GE is undoubtedly going through a painful phase in its history. Today it is paying the price for a scatter gun acquisition strategy in healthcare IT, writing off hundreds of millions of dollars of investment because of over-reaching and underachieving.
However, too often among industry commentary, context is lost. It is easy to forget that GE is one of the most successful healthcare technology firms globally, with market leadership positions across medical imaging, clinical care devices and clinical IT software, not to mention an impressively growing life sciences business. A quick comparison of the GE Healthcare performance last year relative to some of its peers is also enlightening:
2017 Annual Revenues (% Growth Year on Year) – in reported currency
– GE Healthcare: $19.1B (4.5%)
– Philips Healthcare: €17.8B (2.1%)
– Siemens Healthineers: €13.7B (1.0%)
Of course, as we outlined in January, many of the leading vendors are undergoing significant change.
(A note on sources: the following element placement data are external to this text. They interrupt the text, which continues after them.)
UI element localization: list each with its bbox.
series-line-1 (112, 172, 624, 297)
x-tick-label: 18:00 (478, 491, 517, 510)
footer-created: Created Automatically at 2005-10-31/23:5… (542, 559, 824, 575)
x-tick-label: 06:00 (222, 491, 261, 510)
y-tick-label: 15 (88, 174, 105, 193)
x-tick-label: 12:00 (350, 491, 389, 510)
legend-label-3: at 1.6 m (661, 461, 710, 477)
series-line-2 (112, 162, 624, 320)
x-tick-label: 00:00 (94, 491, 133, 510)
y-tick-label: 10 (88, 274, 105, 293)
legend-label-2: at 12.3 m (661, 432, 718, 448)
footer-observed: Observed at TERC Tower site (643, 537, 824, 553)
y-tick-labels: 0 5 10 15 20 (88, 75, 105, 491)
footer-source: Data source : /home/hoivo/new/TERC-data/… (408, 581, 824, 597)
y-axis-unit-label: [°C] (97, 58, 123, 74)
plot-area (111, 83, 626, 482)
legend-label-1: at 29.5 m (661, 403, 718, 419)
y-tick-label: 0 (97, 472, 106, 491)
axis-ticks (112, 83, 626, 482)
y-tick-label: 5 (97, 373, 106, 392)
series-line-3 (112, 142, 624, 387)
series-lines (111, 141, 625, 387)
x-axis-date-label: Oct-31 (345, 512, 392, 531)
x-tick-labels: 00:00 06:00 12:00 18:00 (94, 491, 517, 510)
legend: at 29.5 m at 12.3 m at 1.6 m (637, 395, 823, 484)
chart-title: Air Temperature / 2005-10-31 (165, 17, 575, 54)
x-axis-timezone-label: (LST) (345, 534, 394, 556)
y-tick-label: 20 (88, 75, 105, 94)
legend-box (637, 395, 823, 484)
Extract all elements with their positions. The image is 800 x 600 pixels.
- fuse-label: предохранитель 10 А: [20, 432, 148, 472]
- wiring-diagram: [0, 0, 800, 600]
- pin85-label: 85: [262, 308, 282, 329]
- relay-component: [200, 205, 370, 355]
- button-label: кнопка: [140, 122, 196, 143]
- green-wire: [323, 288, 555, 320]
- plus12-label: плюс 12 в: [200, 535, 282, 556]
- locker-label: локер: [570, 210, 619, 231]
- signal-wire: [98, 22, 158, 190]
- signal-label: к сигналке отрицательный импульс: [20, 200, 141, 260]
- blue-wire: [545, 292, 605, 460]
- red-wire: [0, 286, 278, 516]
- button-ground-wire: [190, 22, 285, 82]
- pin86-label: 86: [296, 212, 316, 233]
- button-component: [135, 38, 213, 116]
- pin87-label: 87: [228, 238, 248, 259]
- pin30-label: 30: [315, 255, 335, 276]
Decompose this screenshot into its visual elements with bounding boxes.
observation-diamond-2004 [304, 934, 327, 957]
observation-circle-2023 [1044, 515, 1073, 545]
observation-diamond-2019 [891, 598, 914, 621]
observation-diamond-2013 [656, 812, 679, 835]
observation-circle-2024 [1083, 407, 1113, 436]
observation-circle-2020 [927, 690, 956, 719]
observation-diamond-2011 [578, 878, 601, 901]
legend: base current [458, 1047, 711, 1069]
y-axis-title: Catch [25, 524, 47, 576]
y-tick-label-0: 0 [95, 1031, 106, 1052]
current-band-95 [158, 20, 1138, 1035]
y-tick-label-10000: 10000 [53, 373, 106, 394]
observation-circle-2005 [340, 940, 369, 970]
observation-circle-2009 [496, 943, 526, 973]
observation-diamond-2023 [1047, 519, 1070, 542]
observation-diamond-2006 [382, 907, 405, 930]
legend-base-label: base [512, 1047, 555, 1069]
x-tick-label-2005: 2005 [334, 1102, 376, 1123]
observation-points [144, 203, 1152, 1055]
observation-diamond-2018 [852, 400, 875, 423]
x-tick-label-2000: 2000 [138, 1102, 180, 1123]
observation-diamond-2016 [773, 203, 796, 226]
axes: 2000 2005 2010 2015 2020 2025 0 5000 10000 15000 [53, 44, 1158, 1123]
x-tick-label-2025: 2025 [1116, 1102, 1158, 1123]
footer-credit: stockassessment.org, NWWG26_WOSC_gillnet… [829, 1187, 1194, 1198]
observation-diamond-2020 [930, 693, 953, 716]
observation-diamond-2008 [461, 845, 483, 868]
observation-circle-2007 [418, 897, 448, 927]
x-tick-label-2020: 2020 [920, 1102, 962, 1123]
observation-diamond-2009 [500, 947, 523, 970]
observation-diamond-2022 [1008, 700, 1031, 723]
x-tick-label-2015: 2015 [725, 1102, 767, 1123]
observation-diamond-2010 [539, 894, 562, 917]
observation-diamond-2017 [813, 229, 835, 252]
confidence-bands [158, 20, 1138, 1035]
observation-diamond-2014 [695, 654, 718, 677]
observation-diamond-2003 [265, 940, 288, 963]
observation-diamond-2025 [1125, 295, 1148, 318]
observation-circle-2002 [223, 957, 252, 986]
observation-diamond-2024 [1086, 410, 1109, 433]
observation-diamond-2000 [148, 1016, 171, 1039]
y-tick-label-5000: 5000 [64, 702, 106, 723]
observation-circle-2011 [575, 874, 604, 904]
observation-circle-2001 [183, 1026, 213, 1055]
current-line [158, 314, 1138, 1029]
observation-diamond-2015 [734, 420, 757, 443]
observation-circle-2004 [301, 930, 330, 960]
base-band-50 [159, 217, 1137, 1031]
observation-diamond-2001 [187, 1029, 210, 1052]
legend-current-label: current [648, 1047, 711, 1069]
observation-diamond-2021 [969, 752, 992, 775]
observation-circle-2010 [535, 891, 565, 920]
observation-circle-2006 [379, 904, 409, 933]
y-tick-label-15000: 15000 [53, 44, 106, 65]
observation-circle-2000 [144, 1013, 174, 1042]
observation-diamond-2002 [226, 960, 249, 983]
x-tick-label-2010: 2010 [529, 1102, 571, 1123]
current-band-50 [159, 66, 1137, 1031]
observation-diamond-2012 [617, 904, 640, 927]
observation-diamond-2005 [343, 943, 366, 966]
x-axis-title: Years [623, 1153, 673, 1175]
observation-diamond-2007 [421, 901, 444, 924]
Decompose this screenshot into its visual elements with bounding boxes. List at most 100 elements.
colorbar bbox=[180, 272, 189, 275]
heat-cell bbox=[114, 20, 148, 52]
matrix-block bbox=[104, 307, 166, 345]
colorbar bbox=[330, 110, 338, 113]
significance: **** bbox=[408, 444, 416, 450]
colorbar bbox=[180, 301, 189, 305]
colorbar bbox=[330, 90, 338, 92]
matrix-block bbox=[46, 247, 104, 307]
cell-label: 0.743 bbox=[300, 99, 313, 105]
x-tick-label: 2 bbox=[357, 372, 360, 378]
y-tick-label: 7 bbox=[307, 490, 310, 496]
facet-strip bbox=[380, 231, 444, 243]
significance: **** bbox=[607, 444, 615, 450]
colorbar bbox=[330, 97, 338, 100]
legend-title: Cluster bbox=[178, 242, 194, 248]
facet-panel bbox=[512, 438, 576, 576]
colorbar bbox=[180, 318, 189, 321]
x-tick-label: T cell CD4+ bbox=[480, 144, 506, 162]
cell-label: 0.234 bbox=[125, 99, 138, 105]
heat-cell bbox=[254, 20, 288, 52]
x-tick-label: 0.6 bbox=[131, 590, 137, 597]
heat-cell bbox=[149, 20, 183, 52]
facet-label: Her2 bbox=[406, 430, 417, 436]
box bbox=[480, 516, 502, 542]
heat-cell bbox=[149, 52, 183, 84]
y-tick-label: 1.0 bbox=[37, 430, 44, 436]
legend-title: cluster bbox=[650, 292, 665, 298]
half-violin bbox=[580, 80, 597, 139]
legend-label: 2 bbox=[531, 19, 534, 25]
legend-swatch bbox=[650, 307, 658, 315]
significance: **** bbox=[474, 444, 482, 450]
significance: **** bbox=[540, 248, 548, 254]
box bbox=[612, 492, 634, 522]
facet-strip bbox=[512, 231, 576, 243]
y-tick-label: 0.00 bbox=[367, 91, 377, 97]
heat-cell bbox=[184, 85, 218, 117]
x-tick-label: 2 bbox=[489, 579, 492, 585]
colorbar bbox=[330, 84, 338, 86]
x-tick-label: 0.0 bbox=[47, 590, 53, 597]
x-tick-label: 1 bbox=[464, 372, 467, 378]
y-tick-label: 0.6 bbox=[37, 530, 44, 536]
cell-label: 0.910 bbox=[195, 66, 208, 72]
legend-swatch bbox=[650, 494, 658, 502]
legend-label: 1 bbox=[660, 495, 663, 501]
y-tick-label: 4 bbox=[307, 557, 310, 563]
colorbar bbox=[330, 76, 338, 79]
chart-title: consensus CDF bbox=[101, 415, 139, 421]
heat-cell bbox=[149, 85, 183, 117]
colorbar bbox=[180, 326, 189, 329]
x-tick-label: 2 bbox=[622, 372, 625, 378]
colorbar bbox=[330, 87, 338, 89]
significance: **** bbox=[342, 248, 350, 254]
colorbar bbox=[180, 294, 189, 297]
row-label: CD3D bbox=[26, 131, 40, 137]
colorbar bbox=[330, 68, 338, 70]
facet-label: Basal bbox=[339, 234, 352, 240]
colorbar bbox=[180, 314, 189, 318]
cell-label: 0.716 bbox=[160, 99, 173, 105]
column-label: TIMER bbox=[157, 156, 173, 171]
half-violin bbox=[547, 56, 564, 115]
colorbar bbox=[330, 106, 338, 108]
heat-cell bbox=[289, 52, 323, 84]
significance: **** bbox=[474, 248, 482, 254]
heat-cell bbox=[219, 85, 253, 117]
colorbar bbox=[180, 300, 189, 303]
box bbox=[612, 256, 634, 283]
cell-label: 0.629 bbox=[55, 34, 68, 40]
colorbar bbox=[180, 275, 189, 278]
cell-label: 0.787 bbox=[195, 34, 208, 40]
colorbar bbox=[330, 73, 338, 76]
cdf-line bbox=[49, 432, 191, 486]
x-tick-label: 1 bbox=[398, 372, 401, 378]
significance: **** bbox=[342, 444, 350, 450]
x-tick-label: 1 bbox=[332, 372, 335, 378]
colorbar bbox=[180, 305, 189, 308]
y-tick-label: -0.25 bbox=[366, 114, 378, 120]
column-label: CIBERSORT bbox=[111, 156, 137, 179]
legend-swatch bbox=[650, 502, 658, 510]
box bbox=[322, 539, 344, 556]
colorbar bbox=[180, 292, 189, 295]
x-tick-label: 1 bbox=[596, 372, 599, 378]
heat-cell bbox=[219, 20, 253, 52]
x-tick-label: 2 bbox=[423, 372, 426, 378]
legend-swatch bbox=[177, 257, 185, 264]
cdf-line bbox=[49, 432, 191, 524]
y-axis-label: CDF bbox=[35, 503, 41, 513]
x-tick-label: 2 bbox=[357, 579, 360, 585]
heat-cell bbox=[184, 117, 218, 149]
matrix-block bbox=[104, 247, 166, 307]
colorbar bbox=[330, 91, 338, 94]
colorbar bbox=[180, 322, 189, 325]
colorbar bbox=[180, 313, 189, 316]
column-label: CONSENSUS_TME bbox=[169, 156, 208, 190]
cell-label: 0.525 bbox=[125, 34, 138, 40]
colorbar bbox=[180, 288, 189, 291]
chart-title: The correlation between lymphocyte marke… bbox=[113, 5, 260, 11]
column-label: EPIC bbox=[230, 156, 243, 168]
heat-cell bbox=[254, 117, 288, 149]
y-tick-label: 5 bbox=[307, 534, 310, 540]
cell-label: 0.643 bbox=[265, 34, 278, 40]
Yet for GE to still return almost $1B of new revenue at a time it is meant to be in crisis, suggests its healthcare business is more robust than many thought. Looking ahead, it would also be foolhardy to write-off what appears to be a reasonable strategy, focusing more on “smart digital diagnostics, connected devices, AI and enterprise imaging”, areas much more closely aligned to its strengths in clinical IT and hardware.
Moreover, with a large installed base of devices globally, it could also capitalise on emerging areas such as smart fleet service management, workflow analytics and operational intelligence.
As we concluded earlier in the year:
“…..there is little reason why GE Healthcare should not be looking to profit from its position, if it sticks to what it knows best.”
We would also argue that GE should hold off from any hasty extraction of the healthcare business into a separate entity. Why? Because much of the revenue growth from healthcare has come from leveraging its industrial reach in emerging markets over the last decade to win large public and private device and software deals; few competitors can offer the same breadth of offering or access to top decision makers. It is also these emerging markets that are going to deliver the greatest opportunity for new business growth over the next decade.
“Maybe You’re Right”
The sell off to Veritas Capital to some might appear to as a small deal that will fail to address much bigger issues lurking under the surface at GE. However, we think it more likely that this will be the most significant change to its healthcare business for the next few years, apart from some tinkering with internal structure. Of the remaining portfolio for health IT (enterprise PHM/Caradigm, enterprise imaging, clinical IT) most are more difficult to extract and closely tied to the device business, though a sell-off of the Caradigm business could be a tempting option if a more radical approach is demanded from investors.
So, while some competitors and investment funds might be circling in the hope of a bargain, most will be disappointed. For GE’s healthcare IT business, this first cut might be the deepest.